Mallorie Hatch, PhD, director of data science at Healthgrades, said the article provided a "highly inaccurate portrayal" of its hospital rankings. Dr. Hatch said authors misrepresented their methodology for its overall hospital award and "did not include an analysis of our other service line ratings and awards, which would have addressed many of the criticisms in the article," according to a written statement shared with Becker's.

A CMS spokesperson told Becker's the agency is confident its star ratings "drive systematic improvements in care and safety." CMS released several methodology changes last spring based on feedback from healthcare stakeholders and said it "looks forward to sharing improvements to the Star Ratings in the future."

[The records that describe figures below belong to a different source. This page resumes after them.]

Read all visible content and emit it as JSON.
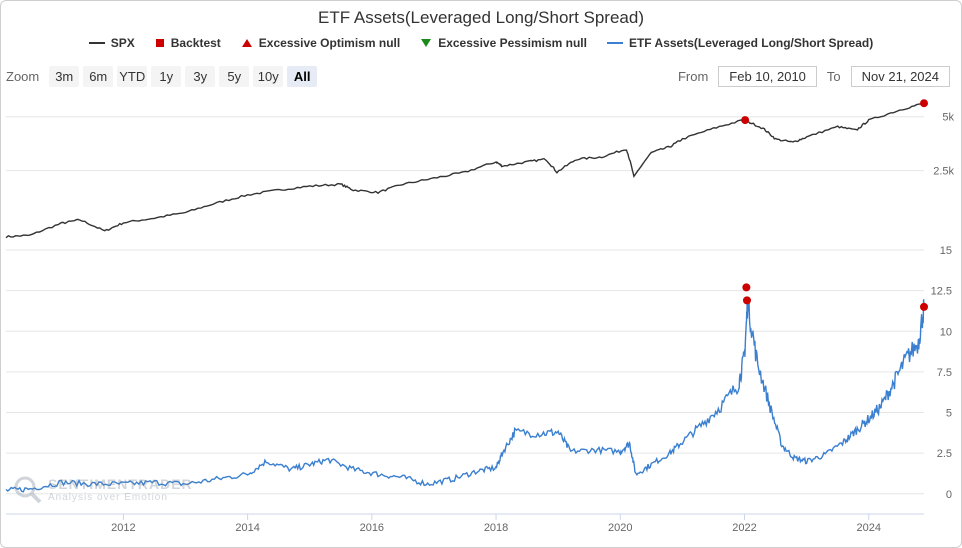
{
  "title": "ETF Assets(Leveraged Long/Short Spread)",
  "legend": [
    {
      "label": "SPX",
      "color": "#333333",
      "symbol": "line"
    },
    {
      "label": "Backtest",
      "color": "#cc0000",
      "symbol": "square"
    },
    {
      "label": "Excessive Optimism null",
      "color": "#cc0000",
      "symbol": "triangle-up"
    },
    {
      "label": "Excessive Pessimism null",
      "color": "#1a8a1a",
      "symbol": "triangle-down"
    },
    {
      "label": "ETF Assets(Leveraged Long/Short Spread)",
      "color": "#3a7fd0",
      "symbol": "line"
    }
  ],
  "zoom": {
    "label": "Zoom",
    "buttons": [
      "3m",
      "6m",
      "YTD",
      "1y",
      "3y",
      "5y",
      "10y",
      "All"
    ],
    "active": "All"
  },
  "range": {
    "from_label": "From",
    "from": "Feb 10, 2010",
    "to_label": "To",
    "to": "Nov 21, 2024"
  },
  "watermark": {
    "line1": "SENTIMENTRADER",
    "line2": "Analysis over Emotion"
  },
  "chart_data": [
    {
      "type": "line",
      "name": "SPX",
      "color": "#333333",
      "scale": "log",
      "x_range": [
        2010.11,
        2024.89
      ],
      "yticks": [
        {
          "value": 2500,
          "label": "2.5k"
        },
        {
          "value": 5000,
          "label": "5k"
        }
      ],
      "x": [
        2010.11,
        2010.5,
        2011.0,
        2011.3,
        2011.7,
        2012.0,
        2012.5,
        2013.0,
        2013.5,
        2014.0,
        2014.5,
        2015.0,
        2015.5,
        2015.7,
        2016.1,
        2016.5,
        2017.0,
        2017.5,
        2018.0,
        2018.1,
        2018.5,
        2018.8,
        2018.98,
        2019.3,
        2019.7,
        2020.1,
        2020.22,
        2020.5,
        2020.8,
        2021.0,
        2021.5,
        2021.99,
        2022.3,
        2022.5,
        2022.78,
        2023.0,
        2023.5,
        2023.8,
        2024.0,
        2024.5,
        2024.89
      ],
      "values": [
        1070,
        1090,
        1270,
        1330,
        1150,
        1280,
        1360,
        1460,
        1650,
        1830,
        1950,
        2050,
        2100,
        1950,
        1890,
        2100,
        2270,
        2450,
        2800,
        2650,
        2800,
        2900,
        2450,
        2900,
        2980,
        3300,
        2300,
        3150,
        3400,
        3750,
        4300,
        4800,
        4300,
        3750,
        3600,
        3850,
        4400,
        4200,
        4770,
        5450,
        5950
      ],
      "markers": [
        {
          "x": 2022.01,
          "value": 4790
        },
        {
          "x": 2024.89,
          "value": 5950
        }
      ]
    },
    {
      "type": "line",
      "name": "ETF Assets(Leveraged Long/Short Spread)",
      "color": "#3a7fd0",
      "x_range": [
        2010.11,
        2024.89
      ],
      "ylim": [
        -1,
        15
      ],
      "yticks": [
        0,
        2.5,
        5,
        7.5,
        10,
        12.5,
        15
      ],
      "xticks": [
        2012,
        2014,
        2016,
        2018,
        2020,
        2022,
        2024
      ],
      "x": [
        2010.11,
        2010.5,
        2011.0,
        2011.5,
        2012.0,
        2012.5,
        2013.0,
        2013.5,
        2014.0,
        2014.3,
        2014.7,
        2015.0,
        2015.3,
        2015.7,
        2016.1,
        2016.5,
        2016.9,
        2017.3,
        2017.7,
        2018.0,
        2018.1,
        2018.3,
        2018.7,
        2019.0,
        2019.2,
        2019.6,
        2020.0,
        2020.15,
        2020.25,
        2020.5,
        2020.8,
        2021.0,
        2021.3,
        2021.6,
        2021.9,
        2022.0,
        2022.05,
        2022.2,
        2022.4,
        2022.6,
        2022.8,
        2023.0,
        2023.3,
        2023.6,
        2023.8,
        2024.0,
        2024.2,
        2024.4,
        2024.6,
        2024.8,
        2024.89
      ],
      "values": [
        0.2,
        0.3,
        0.7,
        0.6,
        0.6,
        0.7,
        0.6,
        0.9,
        1.2,
        2.0,
        1.5,
        1.8,
        2.1,
        1.5,
        1.2,
        1.0,
        0.6,
        0.9,
        1.4,
        1.6,
        2.5,
        3.8,
        3.7,
        3.8,
        2.6,
        2.7,
        2.6,
        3.1,
        1.2,
        1.8,
        2.5,
        3.2,
        4.2,
        5.3,
        6.7,
        8.5,
        11.8,
        8.2,
        5.5,
        3.0,
        2.2,
        2.0,
        2.4,
        3.2,
        3.9,
        4.6,
        5.4,
        6.8,
        8.3,
        9.3,
        11.5
      ],
      "markers": [
        {
          "x": 2022.03,
          "value": 12.7
        },
        {
          "x": 2022.04,
          "value": 11.9
        },
        {
          "x": 2024.89,
          "value": 11.5
        }
      ]
    }
  ]
}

U.S. News & World Report, which made several methodology changes to its Best Hospital specialty rankings this year, offered a more positive response to the article.

"We're gratified that the study recognized how responsive we have been to advances in measurement science and feedback from patients, doctors and other stakeholders," Ben Harder, managing editor and chief of health analysis at U.S. News & World Report, said a written statement to Becker's.